= Marlena Novak =

American artist

Marlena Novak is an American artist based in Chicago and Amsterdam.

==Biography==
Born in Pennsylvania, she earned degrees from Carnegie-Mellon University (BFA, 1979) and Northwestern University (MFA, 1983).

The first phase of her exhibition career spanned the early 1980s through 2004 and focused largely on paintings using encaustic as the primary medium, and exploring color theory, geometrical proportion, and texture. These works have been presented internationally in a wide range of exhibition venues, including the School of the Art Institute of Chicago, Art Cologne, Art Chicago International Expo, Galerie Waszkowiak (Berlin), Roy Boyd Gallery (Chicago), and the Hungarian Academy of Sciences (Budapest).

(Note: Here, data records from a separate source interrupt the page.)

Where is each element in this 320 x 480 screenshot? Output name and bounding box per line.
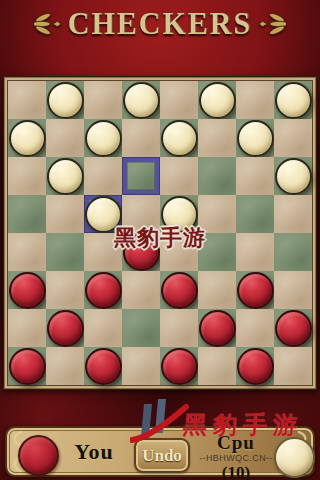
board-square: [236, 309, 274, 347]
board-square[interactable]: [274, 81, 312, 119]
board-square[interactable]: [198, 309, 236, 347]
board-square[interactable]: [160, 347, 198, 385]
board-square: [160, 233, 198, 271]
checker-piece-red[interactable]: [9, 272, 46, 309]
board-square: [198, 271, 236, 309]
app-title: CHECKERS: [68, 6, 252, 41]
board-square: [198, 119, 236, 157]
checker-piece-red[interactable]: [123, 234, 160, 271]
checker-piece-red[interactable]: [85, 272, 122, 309]
board-square[interactable]: [46, 81, 84, 119]
board-square: [122, 347, 160, 385]
board-frame: [3, 76, 317, 390]
board-square: [160, 81, 198, 119]
board-square: [274, 347, 312, 385]
checker-piece-cream[interactable]: [85, 120, 122, 157]
checker-piece-cream[interactable]: [275, 158, 312, 195]
board-square: [236, 81, 274, 119]
board-square: [160, 309, 198, 347]
board-square: [84, 81, 122, 119]
checker-piece-red[interactable]: [161, 348, 198, 385]
checker-piece-red[interactable]: [47, 310, 84, 347]
board-square: [122, 195, 160, 233]
board-square[interactable]: [236, 271, 274, 309]
board-square: [122, 119, 160, 157]
board-square[interactable]: [274, 309, 312, 347]
board-square: [46, 119, 84, 157]
cpu-piece-cream: [274, 437, 315, 478]
board-square: [122, 271, 160, 309]
board-square[interactable]: [122, 309, 160, 347]
board-square[interactable]: [122, 233, 160, 271]
board-square[interactable]: [84, 119, 122, 157]
board-square: [8, 81, 46, 119]
checker-piece-cream[interactable]: [85, 196, 122, 233]
board-square: [46, 347, 84, 385]
status-bar: You Undo Cpu --HBHWQC.CN-- (10): [5, 426, 315, 477]
checker-piece-cream[interactable]: [161, 120, 198, 157]
board-square[interactable]: [236, 119, 274, 157]
board-square: [46, 271, 84, 309]
board-square[interactable]: [198, 233, 236, 271]
board-square[interactable]: [8, 195, 46, 233]
checker-piece-cream[interactable]: [199, 82, 236, 119]
board-square: [46, 195, 84, 233]
banner-ornament-left-icon: [34, 12, 61, 36]
board-square: [8, 233, 46, 271]
board-square[interactable]: [160, 271, 198, 309]
checker-piece-cream[interactable]: [237, 120, 274, 157]
app-screen: CHECKERS 黑豹手游 黑豹手游 You Undo: [0, 0, 320, 480]
board-square[interactable]: [274, 233, 312, 271]
checker-piece-red[interactable]: [9, 348, 46, 385]
checker-piece-cream[interactable]: [161, 196, 198, 233]
board-square[interactable]: [236, 347, 274, 385]
checker-piece-cream[interactable]: [47, 158, 84, 195]
board-square: [84, 233, 122, 271]
board-square[interactable]: [8, 347, 46, 385]
board-square[interactable]: [198, 81, 236, 119]
board-square: [198, 195, 236, 233]
board-square[interactable]: [236, 195, 274, 233]
checker-piece-cream[interactable]: [9, 120, 46, 157]
board-square[interactable]: [122, 81, 160, 119]
board-square[interactable]: [198, 157, 236, 195]
board-square: [84, 309, 122, 347]
checkers-board[interactable]: [8, 81, 312, 385]
board-square: [198, 347, 236, 385]
board-square: [8, 309, 46, 347]
board-square: [8, 157, 46, 195]
checker-piece-red[interactable]: [85, 348, 122, 385]
player-piece-red: [18, 435, 59, 476]
board-square[interactable]: [160, 195, 198, 233]
board-square: [274, 195, 312, 233]
board-square[interactable]: [160, 119, 198, 157]
board-square[interactable]: [8, 271, 46, 309]
board-square[interactable]: [46, 233, 84, 271]
checker-piece-red[interactable]: [237, 348, 274, 385]
checker-piece-cream[interactable]: [47, 82, 84, 119]
board-square[interactable]: [84, 271, 122, 309]
board-square: [84, 157, 122, 195]
board-square[interactable]: [46, 157, 84, 195]
board-square[interactable]: [46, 309, 84, 347]
board-square[interactable]: [8, 119, 46, 157]
board-square: [236, 157, 274, 195]
title-banner: CHECKERS: [0, 3, 320, 45]
checker-piece-red[interactable]: [275, 310, 312, 347]
board-square[interactable]: [84, 347, 122, 385]
board-square[interactable]: [274, 157, 312, 195]
player-label: You: [59, 439, 129, 465]
board-square: [236, 233, 274, 271]
board-square: [160, 157, 198, 195]
board-square[interactable]: [122, 157, 160, 195]
checker-piece-red[interactable]: [237, 272, 274, 309]
checker-piece-cream[interactable]: [275, 82, 312, 119]
board-square[interactable]: [84, 195, 122, 233]
checker-piece-red[interactable]: [161, 272, 198, 309]
checker-piece-cream[interactable]: [123, 82, 160, 119]
banner-ornament-right-icon: [259, 12, 286, 36]
board-square: [274, 271, 312, 309]
checker-piece-red[interactable]: [199, 310, 236, 347]
board-square: [274, 119, 312, 157]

Following grants from the Center for Interdisciplinary Research in the Arts at Northwestern University (1998) and the Arts Council of Great Britain (2000), her artmaking began to increasingly employ time-based media (digital animation and video). This body of work has dominated her output since that time, taking the form of installations, video, photography, and performance. These works have also been presented at international venues, including the National Art Museum of China (“TransLife”, Beijing, CN), the STRP Art and Technology Festival (Eindhoven, NL), Sony Center-Potsdamer Platz (DAM/Digital Art Museum, Berlin) , the Taipei Digital Art Festival (Taipei, TW), and the Mondriaanhuis (Museum for Constructive and Concrete Art, Amersfoort, NL).

The ethical scope of Novak’s concerns has expanded in several recent projects — pr!ck (2006–2008), scale (2010), Bird (2012–14) — to address ethological topics via interactive installations. A significant portion of her work since 1998 has been collaborative, with those collaborators including musicians (Frances-Marie Uitti, Jay Alan Yim), computer scientists (Ian Horswill), neuromechanical engineers (Malcolm MacIver), as well as other new media artists. In 2010, she was invited by the College Art Association to serve on the Task Force on the Use of Human and Animal Subjects in Art; subsequently this organization published a report which includes recommendations for future art projects to consider as ethical guidelines. An interview with Novak published in the journal Antennae also discusses these concerns.

From 1995-1998, she was a contributing editor to Flash Art Magazine. From 1984-87, and again in 1990, she served as a juror for the Chicago International Film Festival in the Documentary Films category.

Parallel to her activities as an exhibiting artist, she is currently a faculty member at the School of the Art Institute of Chicago (Department of Film, Video, New Media, and Animation). She also co-developed the interdisciplinary Animate Arts Program at Northwestern University.